Guinness Dünya Rekorları, rekor kitabının son baskısına “Cryptomania” kategorisi altında Bitcoin (BTC) ve kripto para ekosisteminde gerçekleşen bazı olayları ekledi. Guinness Dünya Rekorları gibi ana akım tarafından takip edilen bir organizasyonun kripto paralara yer vermesi, blockchain ve kripto ekosisteminin son birkaç yılda en çok ilgi gören alanlar arasında olduğunun kanıtı niteliğinde.
Guinness Dünya Rekorları ve Kripto
Geçen ay başlatılan 2023 baskısında, Bitcoin, kripto para benimsenmesi, taraftar token’ları ve NFT’leri kapsayacak şekilde bir dizi önemli kripto başarısına yer veriliyor. Bitcoin, 24 Mart 2022 itibariyle 816,69 milyar dolarlık piyasa değeriyle en değerli kripto para birimi olarak tanınırken, 2009 yılının başlarında piyasaya sürüldükten sonra dünyanın ilk merkezi olmayan kripto parası olarak da tanındı.
Guinness Dünya Rekorları’nın açıklaması online olarak okunabilir durumda ve sonuçta güvenilir bir üçüncü tarafa dayanan diğer girişimlerin daha önce yapıldığı ifade ediliyor. Bu noktada BTC ile ilgili olarak, “Bitcoin, işlemleri denetlemek için herhangi bir merkezi kuruluş veya ‘güvenilir üçüncü taraf’ olmadan dijital para birimini düzenleme zorluğuna bir çözüm olarak geliştirildi.” ifadeleri yer alıyor.
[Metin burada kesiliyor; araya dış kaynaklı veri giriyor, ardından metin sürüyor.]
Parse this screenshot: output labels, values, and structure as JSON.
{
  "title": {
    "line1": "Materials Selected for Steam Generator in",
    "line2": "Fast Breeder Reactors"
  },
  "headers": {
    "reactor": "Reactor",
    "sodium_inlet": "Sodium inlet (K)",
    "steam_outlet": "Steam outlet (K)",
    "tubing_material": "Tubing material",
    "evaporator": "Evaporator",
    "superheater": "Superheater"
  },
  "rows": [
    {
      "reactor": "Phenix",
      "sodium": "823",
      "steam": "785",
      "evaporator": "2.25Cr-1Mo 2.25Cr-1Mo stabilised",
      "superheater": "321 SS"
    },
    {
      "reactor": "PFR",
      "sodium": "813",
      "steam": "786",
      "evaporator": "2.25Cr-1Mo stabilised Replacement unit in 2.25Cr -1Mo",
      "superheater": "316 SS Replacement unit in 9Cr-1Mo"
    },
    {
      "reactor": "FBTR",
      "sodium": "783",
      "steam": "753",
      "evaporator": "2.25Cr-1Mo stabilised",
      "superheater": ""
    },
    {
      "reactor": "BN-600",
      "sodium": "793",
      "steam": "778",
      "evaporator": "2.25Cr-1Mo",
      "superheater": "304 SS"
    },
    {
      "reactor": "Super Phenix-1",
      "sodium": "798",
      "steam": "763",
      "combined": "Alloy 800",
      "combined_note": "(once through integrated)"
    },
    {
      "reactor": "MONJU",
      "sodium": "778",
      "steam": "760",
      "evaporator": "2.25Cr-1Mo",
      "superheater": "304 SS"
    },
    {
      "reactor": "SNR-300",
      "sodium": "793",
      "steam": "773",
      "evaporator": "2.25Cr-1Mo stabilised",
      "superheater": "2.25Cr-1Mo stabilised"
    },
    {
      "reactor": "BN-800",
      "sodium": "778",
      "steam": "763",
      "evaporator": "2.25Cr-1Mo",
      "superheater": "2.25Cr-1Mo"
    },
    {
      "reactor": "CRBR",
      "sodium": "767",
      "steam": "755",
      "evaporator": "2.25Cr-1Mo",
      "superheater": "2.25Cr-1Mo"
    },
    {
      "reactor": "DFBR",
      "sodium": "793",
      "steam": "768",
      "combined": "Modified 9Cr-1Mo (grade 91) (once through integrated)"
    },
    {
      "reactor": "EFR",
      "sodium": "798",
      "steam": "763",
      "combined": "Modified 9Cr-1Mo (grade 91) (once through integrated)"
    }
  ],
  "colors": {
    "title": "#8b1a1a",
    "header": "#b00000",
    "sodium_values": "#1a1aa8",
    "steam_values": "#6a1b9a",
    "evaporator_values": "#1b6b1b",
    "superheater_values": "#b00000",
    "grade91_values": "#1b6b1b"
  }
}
OG NFT projesi CryptoPunks, CryptoPunk #5822’nin bu yıl 12 Şubat’ta girişimci Deepak Thapliya tarafından 23,7 milyon dolar (8.000 ETH) karşılığında satın alınmasından sonra en “pahalı NFT” olarak kabul edildi. Beeple’ın 69.3 milyon dolarlık rekor NFT satışının ise en pahalı NFT olarak kabul edilmediğini belirtmekte fayda var. Çünkü firma NFT koleksiyonunu “önceden oluşturulmuş şablonlar etrafında şekillendirilmiş sınırlı sayıda sanat eseri setleri” olarak tanımladı.
Tarafta Token’lar ve Diğerleri
Taraftar tokenlar da kitapta bir kategori olarak yer aldı. Haziran 2021’de Socios aracılığıyla piyasaya sürülen Manchester City’nin tokenı, 24 Mart 2022 itibariyle 47,1 milyon dolarlık piyasa değeriyle “en değerli taraftar tokenı” olarak kaydedildi.
El Salvador da geçen yıl Haziran ayında “Bitcoin’i yasal varlık olarak kabul eden ilk ülke” olduğu için kitaba dahil edildi. Konuyla ilgili yapılan açıklamalarda ise, “Dünya Bankası tarafından kınanan bu hareketin uluslararası transferlerin maliyetini azaltacağı umuluyordu. Yurtdışındaki işçiler tarafından ailelerine gönderilen paraya bağımlı bir ülke için önemli bir husus” ifadeleri kullanıldı.